NEW BATLEY Bulldogs signing Tyler Dickinson says that he wants to help the club push for a play-off spot next year.
The club confirmed the signature of the 22-year-old last week, beating off competition for the highly-rated player following his release from Huddersfield Giants at the end of the season.
Dickinson is the latest player to bring Super League experience to the Bulldogs for 2019, and the prop forward is focused on driving his new club up the table.
He says he wants to be part of a play-off push and that Batley is “the type of team that I want to be at; a team that’s successful and wants to be somewhere.”
The players began pre-season training this week, and Dickinson says that he was impressed by the quality of the squad that coach Matt Diskin is building.
“I met Jack Downs on Monday but I’ve known him from playing him a few times and he’s Super League quality. Toby Everett I’ve come across when he was at London,” he said.
“The squad looks spot on to be fair, I didn’t realise how good the squad was until I went for my first session on Monday.
“They’ve got some high quality players, from playing against them and watching them I know what they can do.”
The forward says that his personal aim for next season is just “to play as many games as possible”.
“I’m not someone that’s just going to expect to play and not think it’s got to be earned,” he said.
“I want to earn my spot and hopefully keep it, and just show the Batley fans what I can do, and just to progress my game as much as I can, and get a lot fitter and a lot stronger.”
As to what supporters can expect to see from him next year, Dickinson says that he will “bring a lot of physicality” to their forward pack.
“I’m a big lad and I run hard, get plenty of offloads, and just (bring) a high work ethic, always trying my best for the team,” he added.
Dickinson made 18 top-flight appearances for the Giants since debuting in 2016, but only played once following the appointment of Simon Woolford as head coach in April.
He says there are no hard feeling with the club over his exit, and understood he needed to move away to get more regular action.
He explained: “Through meetings that I had with the new coaching staff, they made it clear that they didn’t think I’d be anywhere near playing next year and that I’d be down the bottom of the pecking order for whatever reason, so I thought it would be best for myself to sort that out.

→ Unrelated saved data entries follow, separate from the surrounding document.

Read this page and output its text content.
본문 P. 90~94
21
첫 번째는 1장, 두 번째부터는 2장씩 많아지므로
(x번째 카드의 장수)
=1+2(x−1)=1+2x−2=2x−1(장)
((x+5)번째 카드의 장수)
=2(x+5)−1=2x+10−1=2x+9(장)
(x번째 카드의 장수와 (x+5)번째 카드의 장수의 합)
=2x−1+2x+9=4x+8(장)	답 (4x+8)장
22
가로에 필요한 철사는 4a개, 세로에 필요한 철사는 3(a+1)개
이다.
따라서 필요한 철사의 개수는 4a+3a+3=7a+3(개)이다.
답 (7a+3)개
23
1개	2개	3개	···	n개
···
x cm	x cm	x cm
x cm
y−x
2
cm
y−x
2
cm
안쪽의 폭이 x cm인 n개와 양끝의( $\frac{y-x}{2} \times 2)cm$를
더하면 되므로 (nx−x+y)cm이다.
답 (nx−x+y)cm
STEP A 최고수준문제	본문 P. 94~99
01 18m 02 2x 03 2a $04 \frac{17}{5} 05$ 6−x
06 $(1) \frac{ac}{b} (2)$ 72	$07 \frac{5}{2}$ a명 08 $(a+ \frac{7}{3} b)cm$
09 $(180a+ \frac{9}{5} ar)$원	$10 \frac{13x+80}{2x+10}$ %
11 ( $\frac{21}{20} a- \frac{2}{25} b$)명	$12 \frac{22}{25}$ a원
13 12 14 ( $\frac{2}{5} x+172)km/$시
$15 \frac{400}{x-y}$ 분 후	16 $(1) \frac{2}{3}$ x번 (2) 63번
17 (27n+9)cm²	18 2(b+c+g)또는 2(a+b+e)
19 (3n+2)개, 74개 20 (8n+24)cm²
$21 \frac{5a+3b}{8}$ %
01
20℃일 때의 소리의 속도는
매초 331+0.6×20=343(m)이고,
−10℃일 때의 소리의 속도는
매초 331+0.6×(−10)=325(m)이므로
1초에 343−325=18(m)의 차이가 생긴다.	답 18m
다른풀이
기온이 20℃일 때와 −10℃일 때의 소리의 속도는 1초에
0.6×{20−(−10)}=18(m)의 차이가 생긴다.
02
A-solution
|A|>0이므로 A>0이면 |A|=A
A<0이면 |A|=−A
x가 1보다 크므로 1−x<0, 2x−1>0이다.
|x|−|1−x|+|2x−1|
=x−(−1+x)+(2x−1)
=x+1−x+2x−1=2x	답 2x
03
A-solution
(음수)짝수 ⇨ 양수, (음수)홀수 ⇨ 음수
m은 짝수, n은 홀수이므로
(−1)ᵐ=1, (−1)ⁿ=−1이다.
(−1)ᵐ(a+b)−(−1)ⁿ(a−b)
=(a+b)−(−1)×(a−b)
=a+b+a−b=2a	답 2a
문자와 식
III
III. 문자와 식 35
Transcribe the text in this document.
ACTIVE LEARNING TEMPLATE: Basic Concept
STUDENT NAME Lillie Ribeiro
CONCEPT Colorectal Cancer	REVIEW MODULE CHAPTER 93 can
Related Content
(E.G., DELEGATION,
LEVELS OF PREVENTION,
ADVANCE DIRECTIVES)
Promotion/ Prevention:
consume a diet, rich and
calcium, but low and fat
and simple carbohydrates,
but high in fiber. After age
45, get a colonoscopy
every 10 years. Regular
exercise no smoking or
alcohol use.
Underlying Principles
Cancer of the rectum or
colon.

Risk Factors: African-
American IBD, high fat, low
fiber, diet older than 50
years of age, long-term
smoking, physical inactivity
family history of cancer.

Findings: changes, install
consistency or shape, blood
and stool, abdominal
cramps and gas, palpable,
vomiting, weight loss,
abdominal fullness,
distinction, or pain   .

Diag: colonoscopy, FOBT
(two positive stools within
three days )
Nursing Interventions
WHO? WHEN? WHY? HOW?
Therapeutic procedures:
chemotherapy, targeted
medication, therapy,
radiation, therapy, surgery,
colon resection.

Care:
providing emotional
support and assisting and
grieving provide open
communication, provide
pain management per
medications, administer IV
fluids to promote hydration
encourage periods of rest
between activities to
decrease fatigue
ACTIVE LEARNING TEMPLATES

“I’m at that age where I need to be playing every week so I’ve cut ties with them and I’ll seek a new challenge elsewhere.
“It was a mutual decision and there’s no bad blood there, it’s something I’ve just done to better my career.”
Despite dropping down to the Championship, the youngster still feels capable of playing in Super League if given another chance.
“That’s one of the things that led to me leaving Huddersfield, the frustration that they didn’t see me as (able to) when I felt like they hadn’t seen me play, the new coaching staff, and they never gave me a chance.
“Every time I played, and I played 18 games, I felt I held my own every time, and they never really had a bad word to say about me.
“My ultimate goal is to get back up there, but at this point moving forward I’m a Batley player and I want to get Batley into the top four.”
He brings top-flight experience but has plenty of knowledge of the lower divisions as well, having had time at Halifax, Keighley Cougars, Oldham, Newcastle Thunder and Workington Town.
Dickinson says that those loan spells have him prepared for what the Championship will throw at the Bulldogs next season.
“If there’s anything that I’m experienced at then it’s Championship and Championship One,” he said.
“I think I’ve played 70 games at those levels so I know what’s coming, and I’m just looking forward to being able to play week in and week out, and hopefully Diskin gives me that chance.”
He spent the second half of last season in Cumbria with Workington, coming within a whisker of helping the club to promotion out of League One.
He says that that loan spell was “massive” for his career, and praised the coach for giving him a new lease of life.
“Leon Pryce just said to me ‘go and play your game’, and that gave me a lot of confidence and made me find my feet again,” said Dickinson.
“In the full-time environment (at Huddersfield), unfortunately without the reserves you’re not playing week in and week out, so you don’t have a chance to find your confidence and find your mojo.
“Leon just said to do your thing, so that was massive for me and it sort of opened my eyes as well, that maybe taking a step down to the Championship and taking that step back to play week in and week out can do wonders for my career.
“The people in these leagues have shown me a lot of things and taught me a lot of things, so I think it could be very good for my career.”